Some Jews are also troubled by the game. "Jews are often instrumental in rapture theology – war in Israel, Jews converting to Christianity, all other Jews disappearing in the third act of a four-act play," says Rabbi Haim Dov Beliak, of Jews On First, a First Amendment watchdog group. "What happens if no rapture or Second Coming occurs? The classical response in history has been to blame the Jews for somehow foiling everybody's hopes and plans." Jews On First has created a petition opposing the game on its website for people of all faiths to sign; some 500 have done so in the first few days, the rabbi says.

Many critics admit that in America, banning a product is not the best solution. They say they are trying to educate parents about the contents of the game so they can exercise judgment.

There's even a stir among the faithful over the amount of violence they hear is in the game, says James, though neither he nor most of those e-mailing him have yet seen it for themselves.
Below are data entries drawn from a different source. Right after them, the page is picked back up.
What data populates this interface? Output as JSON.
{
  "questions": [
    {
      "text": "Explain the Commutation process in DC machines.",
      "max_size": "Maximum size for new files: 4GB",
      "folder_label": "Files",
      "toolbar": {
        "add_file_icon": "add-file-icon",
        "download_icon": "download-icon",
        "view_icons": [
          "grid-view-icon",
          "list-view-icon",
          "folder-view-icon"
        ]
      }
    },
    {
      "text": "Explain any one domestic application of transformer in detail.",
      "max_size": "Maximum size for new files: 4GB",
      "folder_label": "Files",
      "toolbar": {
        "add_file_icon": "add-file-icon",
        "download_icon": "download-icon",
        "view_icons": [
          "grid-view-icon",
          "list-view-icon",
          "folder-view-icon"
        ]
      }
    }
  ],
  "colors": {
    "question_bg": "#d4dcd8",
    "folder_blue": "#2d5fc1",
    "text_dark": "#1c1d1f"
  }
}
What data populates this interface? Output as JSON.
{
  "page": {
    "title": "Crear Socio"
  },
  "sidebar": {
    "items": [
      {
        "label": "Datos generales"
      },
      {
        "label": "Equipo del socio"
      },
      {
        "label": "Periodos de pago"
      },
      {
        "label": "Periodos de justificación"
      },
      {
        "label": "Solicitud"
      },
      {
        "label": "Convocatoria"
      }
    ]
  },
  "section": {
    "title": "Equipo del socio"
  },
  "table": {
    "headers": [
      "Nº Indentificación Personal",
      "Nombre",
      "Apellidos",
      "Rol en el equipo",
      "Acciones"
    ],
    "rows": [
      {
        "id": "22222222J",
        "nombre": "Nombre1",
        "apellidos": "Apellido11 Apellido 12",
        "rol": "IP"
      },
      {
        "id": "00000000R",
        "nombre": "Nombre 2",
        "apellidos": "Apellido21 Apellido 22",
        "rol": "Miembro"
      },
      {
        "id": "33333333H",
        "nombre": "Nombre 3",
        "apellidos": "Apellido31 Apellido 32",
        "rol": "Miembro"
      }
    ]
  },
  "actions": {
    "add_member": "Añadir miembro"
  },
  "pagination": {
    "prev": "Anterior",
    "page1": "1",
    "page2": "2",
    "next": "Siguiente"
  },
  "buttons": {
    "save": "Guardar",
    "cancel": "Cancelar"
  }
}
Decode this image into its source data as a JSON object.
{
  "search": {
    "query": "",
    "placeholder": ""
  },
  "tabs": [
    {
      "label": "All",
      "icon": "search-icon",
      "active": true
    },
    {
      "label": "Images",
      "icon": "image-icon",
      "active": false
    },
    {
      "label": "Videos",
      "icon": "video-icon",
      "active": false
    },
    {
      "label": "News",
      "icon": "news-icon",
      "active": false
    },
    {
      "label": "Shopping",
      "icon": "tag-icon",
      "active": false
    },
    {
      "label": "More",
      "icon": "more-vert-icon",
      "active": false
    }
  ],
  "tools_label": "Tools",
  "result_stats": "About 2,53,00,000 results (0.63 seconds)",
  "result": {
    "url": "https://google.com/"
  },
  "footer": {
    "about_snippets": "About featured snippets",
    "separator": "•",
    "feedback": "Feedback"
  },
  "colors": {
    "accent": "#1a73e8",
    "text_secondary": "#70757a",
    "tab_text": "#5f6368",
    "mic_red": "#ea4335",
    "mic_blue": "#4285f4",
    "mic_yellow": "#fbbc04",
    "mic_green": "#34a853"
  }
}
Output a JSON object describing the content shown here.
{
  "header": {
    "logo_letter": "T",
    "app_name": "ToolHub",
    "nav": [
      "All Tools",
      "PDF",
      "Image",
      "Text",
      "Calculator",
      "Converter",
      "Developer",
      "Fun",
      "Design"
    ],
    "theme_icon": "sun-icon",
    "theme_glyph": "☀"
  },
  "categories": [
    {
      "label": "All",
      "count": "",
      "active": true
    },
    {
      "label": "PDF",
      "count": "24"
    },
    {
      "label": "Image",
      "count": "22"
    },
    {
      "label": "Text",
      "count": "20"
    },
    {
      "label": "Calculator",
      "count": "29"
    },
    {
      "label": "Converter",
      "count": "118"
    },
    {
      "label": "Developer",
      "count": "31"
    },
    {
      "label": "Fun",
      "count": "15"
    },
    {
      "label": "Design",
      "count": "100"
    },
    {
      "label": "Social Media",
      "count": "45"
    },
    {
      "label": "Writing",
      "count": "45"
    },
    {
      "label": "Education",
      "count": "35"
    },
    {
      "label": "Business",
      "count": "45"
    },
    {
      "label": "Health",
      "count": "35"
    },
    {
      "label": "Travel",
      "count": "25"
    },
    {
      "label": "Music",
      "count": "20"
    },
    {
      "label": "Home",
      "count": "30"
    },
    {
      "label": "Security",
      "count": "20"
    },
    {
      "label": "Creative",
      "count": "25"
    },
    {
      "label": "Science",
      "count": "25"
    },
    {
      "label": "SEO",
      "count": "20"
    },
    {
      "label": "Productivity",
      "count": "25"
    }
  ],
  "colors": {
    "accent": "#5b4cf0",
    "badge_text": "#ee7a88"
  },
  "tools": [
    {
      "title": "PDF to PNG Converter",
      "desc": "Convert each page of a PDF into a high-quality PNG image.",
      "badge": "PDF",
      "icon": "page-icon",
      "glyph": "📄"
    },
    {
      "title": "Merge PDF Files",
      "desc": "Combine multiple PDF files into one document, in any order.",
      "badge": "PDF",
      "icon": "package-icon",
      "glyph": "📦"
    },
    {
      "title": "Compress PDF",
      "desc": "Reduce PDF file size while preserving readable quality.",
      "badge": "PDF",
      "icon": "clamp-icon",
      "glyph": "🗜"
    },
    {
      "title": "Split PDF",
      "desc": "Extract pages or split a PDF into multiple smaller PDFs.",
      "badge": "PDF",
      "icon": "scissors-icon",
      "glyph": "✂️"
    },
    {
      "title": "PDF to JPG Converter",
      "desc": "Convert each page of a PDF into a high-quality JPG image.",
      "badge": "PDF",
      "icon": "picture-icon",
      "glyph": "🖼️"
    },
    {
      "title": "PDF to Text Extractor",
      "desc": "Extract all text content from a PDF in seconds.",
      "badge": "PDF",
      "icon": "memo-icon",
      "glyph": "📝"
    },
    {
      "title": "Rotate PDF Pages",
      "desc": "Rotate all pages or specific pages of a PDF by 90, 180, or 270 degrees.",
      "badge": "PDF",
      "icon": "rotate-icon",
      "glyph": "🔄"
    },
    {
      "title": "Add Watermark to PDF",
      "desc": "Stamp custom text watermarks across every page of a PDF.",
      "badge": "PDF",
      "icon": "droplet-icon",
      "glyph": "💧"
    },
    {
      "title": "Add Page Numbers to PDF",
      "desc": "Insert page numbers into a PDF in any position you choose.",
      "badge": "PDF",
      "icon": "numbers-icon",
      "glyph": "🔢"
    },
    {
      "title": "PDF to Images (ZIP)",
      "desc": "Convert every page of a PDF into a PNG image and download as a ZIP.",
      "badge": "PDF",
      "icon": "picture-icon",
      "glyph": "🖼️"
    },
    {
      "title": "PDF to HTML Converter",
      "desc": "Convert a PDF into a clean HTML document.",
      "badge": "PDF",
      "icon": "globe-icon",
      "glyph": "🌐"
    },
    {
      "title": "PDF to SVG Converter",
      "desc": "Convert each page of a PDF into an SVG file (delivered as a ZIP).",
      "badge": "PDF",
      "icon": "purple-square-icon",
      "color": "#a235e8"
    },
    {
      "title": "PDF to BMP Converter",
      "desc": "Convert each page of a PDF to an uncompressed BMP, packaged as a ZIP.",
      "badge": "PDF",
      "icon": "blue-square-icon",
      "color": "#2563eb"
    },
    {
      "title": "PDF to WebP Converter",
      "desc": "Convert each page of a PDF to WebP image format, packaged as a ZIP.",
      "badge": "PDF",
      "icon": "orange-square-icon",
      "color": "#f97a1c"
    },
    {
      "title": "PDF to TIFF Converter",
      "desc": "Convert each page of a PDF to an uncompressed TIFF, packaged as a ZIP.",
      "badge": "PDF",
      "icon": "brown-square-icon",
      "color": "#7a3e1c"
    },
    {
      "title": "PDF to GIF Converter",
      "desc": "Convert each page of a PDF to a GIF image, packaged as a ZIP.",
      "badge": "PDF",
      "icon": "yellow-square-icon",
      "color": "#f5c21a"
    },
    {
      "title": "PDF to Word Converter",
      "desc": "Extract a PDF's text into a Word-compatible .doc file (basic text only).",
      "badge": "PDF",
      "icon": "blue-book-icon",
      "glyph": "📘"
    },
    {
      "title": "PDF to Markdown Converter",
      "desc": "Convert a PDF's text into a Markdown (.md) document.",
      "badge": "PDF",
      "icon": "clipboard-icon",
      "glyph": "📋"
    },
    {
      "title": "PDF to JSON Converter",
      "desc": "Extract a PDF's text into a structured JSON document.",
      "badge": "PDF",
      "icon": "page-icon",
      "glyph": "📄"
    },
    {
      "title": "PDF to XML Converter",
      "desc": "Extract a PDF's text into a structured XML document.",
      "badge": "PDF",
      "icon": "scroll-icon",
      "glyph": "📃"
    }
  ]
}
Frichner says the issue is simply one of different views of Christianity, and the game, which has been approved for teens by the software ratings board, will sell mostly among evangelical Christians.

Yet they are already having success in evangelizing others, he adds. The game has elements that educate players on various issues (such as evolution and intelligent design), and gives them the opportunity to become believers.

"We've already received e-mails from people who have done that," Frichner says.